Rodney Crowell's long wait for mainstream country stardom cannot have been easy for him. As he watched others find massive success with his songs and as he produced a string of hits for wife Rosanne Cash, his own efforts were appreciated by such a loyal few that, after a 12-year solo career, the Academy of Country Music--with a straight face, no less--recently named him "best new male country singer."
However heavy those years may have hung on Crowell, they work to his advantage now, as he amply displayed in a heated, 24-song set at the Coach House in San Juan Capistrano on Sunday night. Recent converts to his music (by way of the four No. 1 country singles from Crowell's breakthrough 1988 "Diamonds and Dirt" album) might have been struck to find that nearly every song in the set was as strong as his known hits, yet longtime fans know he could have been equally persuasive pulling an entirely different set of songs from his rich catalogue.
It's difficult not to miss Crowell classics such as "Bluebird Wine" and the recent heartachers "The Last Waltz" and "When the Blue Hour Comes." But Crowell and his equally hot four-piece band put so much fire into the songs they did perform that there was little occasion to think of the missing in action.
Bookended between the hard-rocking opener "Crazy Baby" and the equally revved closer "She's Crazy For Leaving," Crowell ranged from his fragile ballads such as "After All This Time" to the decidedly sinful "I Know You're Married." Although he has a knack for a clever turn of a phrase ("As much as you burned me, I should be ashes by now"), his great strength is the honest resonance of life that rings through his songs, capturing moments both ridiculous and painful in their humanity.
His emotions came through the most when his band members left the stage for him to perform a nakedly beautiful new song dealing with his father's death, which had occurred just three weeks before this Fathers' Day show. Speaking both of the father-son reconciliations that can come later in life, and of opportunities beyond, Crowell wasn't the only one to get a tear in his eye as he sang: "Far beyond this world we see/There's a place for you and me/ And I don't have to live in dread/Over things I wish I'd said."
Crowell's tenor voice isn't likely to garner a seat of honor in the Valhalla of country music, but it gets the job done. Most important, Crowell's voice conveys his passions, which proved sufficient to wrest his "Blame It on the Moon" and "Leaving Louisiana" back from Bob Seger and the Oak Ridge Boys' hit renditions.
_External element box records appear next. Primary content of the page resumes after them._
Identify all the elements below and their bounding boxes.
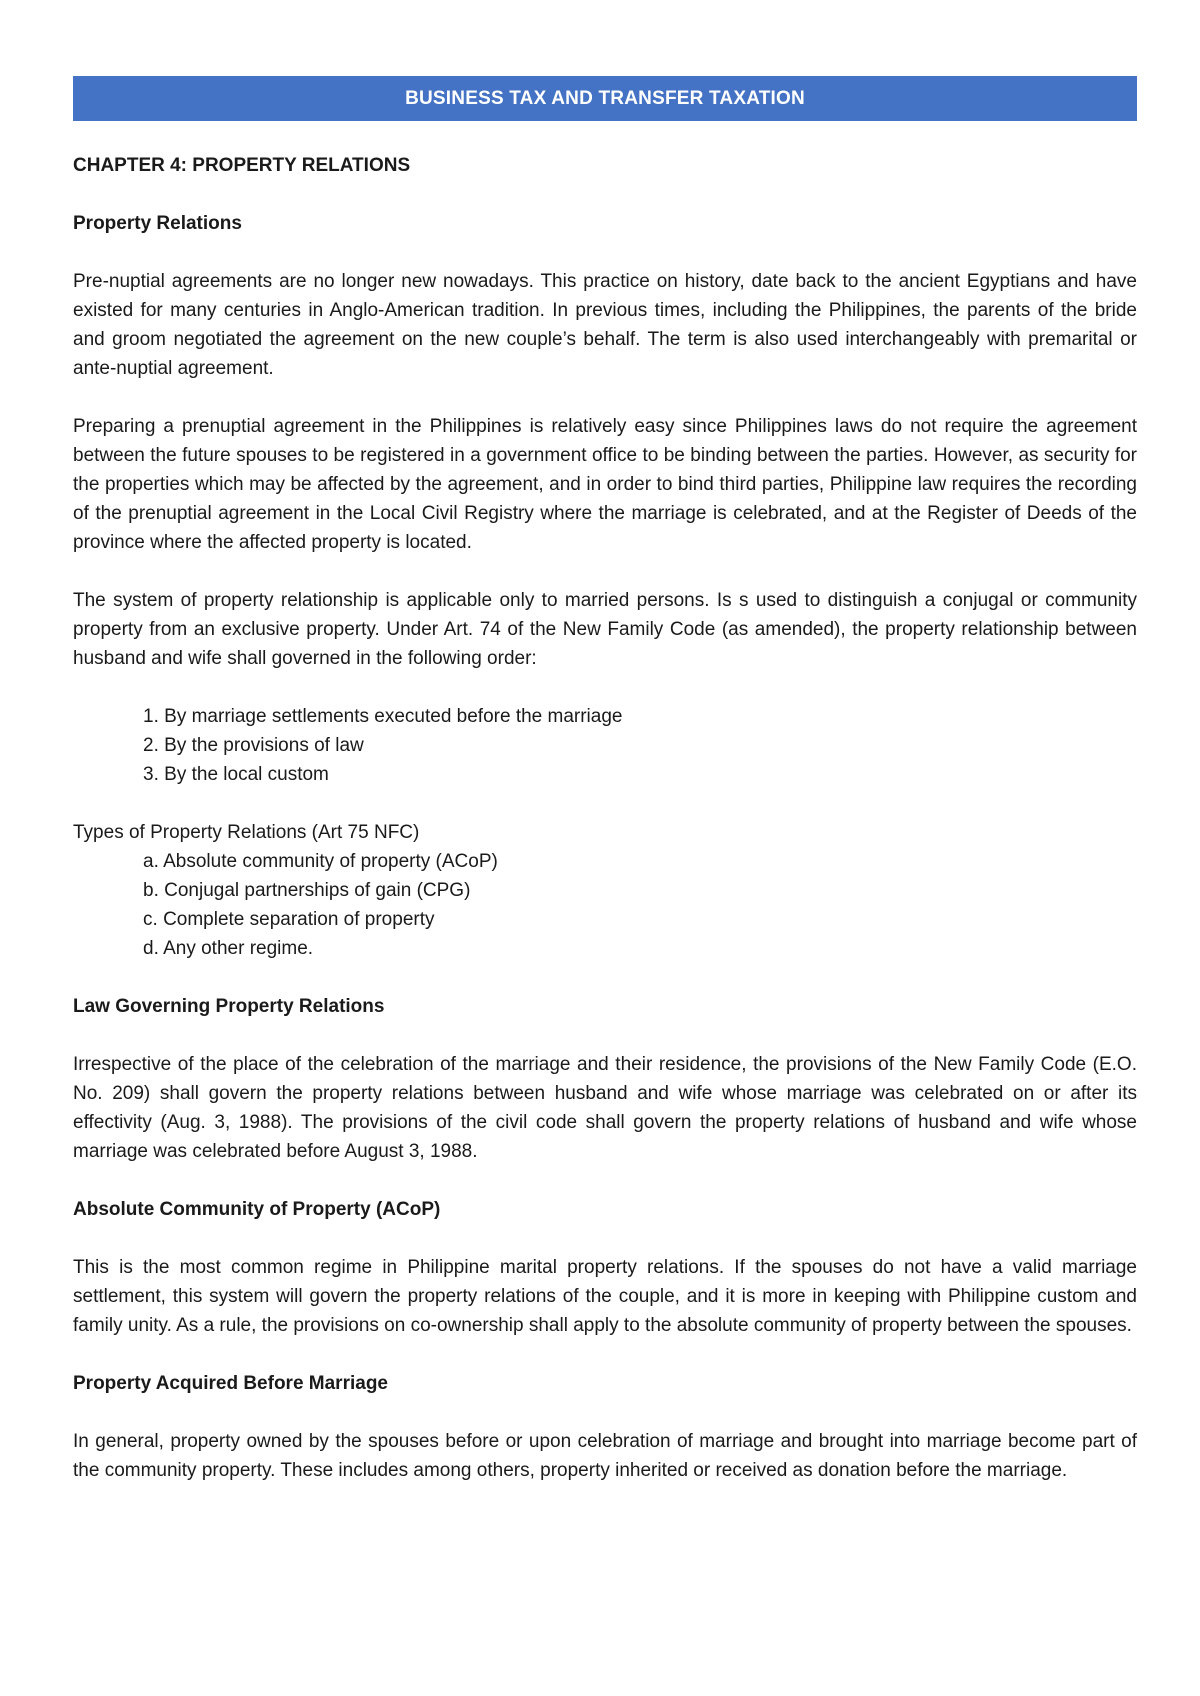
list-marker: 2. xyxy=(143,735,159,756)
list-item-text: Absolute community of property (ACoP) xyxy=(163,851,498,872)
list-marker: d. xyxy=(143,938,159,959)
types-intro: Types of Property Relations (Art 75 NFC) xyxy=(73,822,420,843)
list-marker: b. xyxy=(143,880,159,901)
paragraph-property-system: The system of property relationship is applicable only to married persons. Is s used to distinguish a conjugal or community property from an exclusive property. Under Art. 74 of the New Family Code (as amended), the property relationship between husband and wife shall governed in the following order: xyxy=(73,590,1137,669)
list-item-text: By the provisions of law xyxy=(164,735,364,756)
list-item-text: By the local custom xyxy=(164,764,329,785)
list-marker: c. xyxy=(143,909,158,930)
list-item-text: By marriage settlements executed before the marriage xyxy=(164,706,623,727)
list-item-text: Complete separation of property xyxy=(163,909,435,930)
list-item-text: Any other regime. xyxy=(163,938,314,959)
chapter-title: CHAPTER 4: PROPERTY RELATIONS xyxy=(73,155,411,176)
paragraph-prenuptial-history: Pre-nuptial agreements are no longer new nowadays. This practice on history, date back to the ancient Egyptians and have existed for many centuries in Anglo-American tradition. In previous times, including the Philippines, the parents of the bride and groom negotiated the agreement on the new couple’s behalf. The term is also used interchangeably with premarital or ante-nuptial agreement. xyxy=(73,271,1137,379)
list-item xyxy=(143,760,1137,789)
types-list xyxy=(73,847,1137,963)
list-marker: a. xyxy=(143,851,159,872)
list-marker: 1. xyxy=(143,706,159,727)
order-list xyxy=(73,702,1137,789)
list-item xyxy=(143,876,1137,905)
document-banner: BUSINESS TAX AND TRANSFER TAXATION xyxy=(73,76,1137,121)
list-item xyxy=(143,905,1137,934)
list-item xyxy=(143,847,1137,876)
list-marker: 3. xyxy=(143,764,159,785)
heading-property-relations: Property Relations xyxy=(73,213,242,234)
heading-absolute-community: Absolute Community of Property (ACoP) xyxy=(73,1199,441,1220)
list-item xyxy=(143,702,1137,731)
heading-law-governing: Law Governing Property Relations xyxy=(73,996,385,1017)
paragraph-property-before-marriage: In general, property owned by the spouses before or upon celebration of marriage and brought into marriage become part of the community property. These includes among others, property inherited or received as donation before the marriage. xyxy=(73,1431,1137,1481)
list-item-text: Conjugal partnerships of gain (CPG) xyxy=(164,880,471,901)
document-page xyxy=(73,76,1137,1485)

If there was a downside to the show, it was the number of oldies he and his drummer sang. Although all good songs, from the Beatles' "You Can't Do That" to Hank Williams' "Your Cheatin' Heart," they weren't nearly the vehicle for Crowell's talents that some of his unperformed songs could have been. The one exception was a fiery encore version of the Staple Singers' "Respect Yourself," given context by Crowell's introduction about a common human spirit and its need to care for this planet we've inherited, and given impact by the burning groove he and his band laid into.
Although L.A.-based opener Steve Kolander hails from Austin, Tex., one suspects his heart belongs to Lubbock. Echoes of that town's favorite son, Buddy Holly, ran through his 10-song set. The lanky, youthful singer might not yet have the stage presence to graduate from opener to headliner, but he certainly has the songs.
The Holly influence ran overboard in places--Kolander's "Why, Why" practically was Holly's "Heartbeat"--but largely it resulted in simple, direct songs sporting more hooks than an old corset. Backed by a rambunctious trio, Kolander worked a lot of feeling and Texas twang into his border-beat "Maria" and moody, minor-key "Talk, Talk."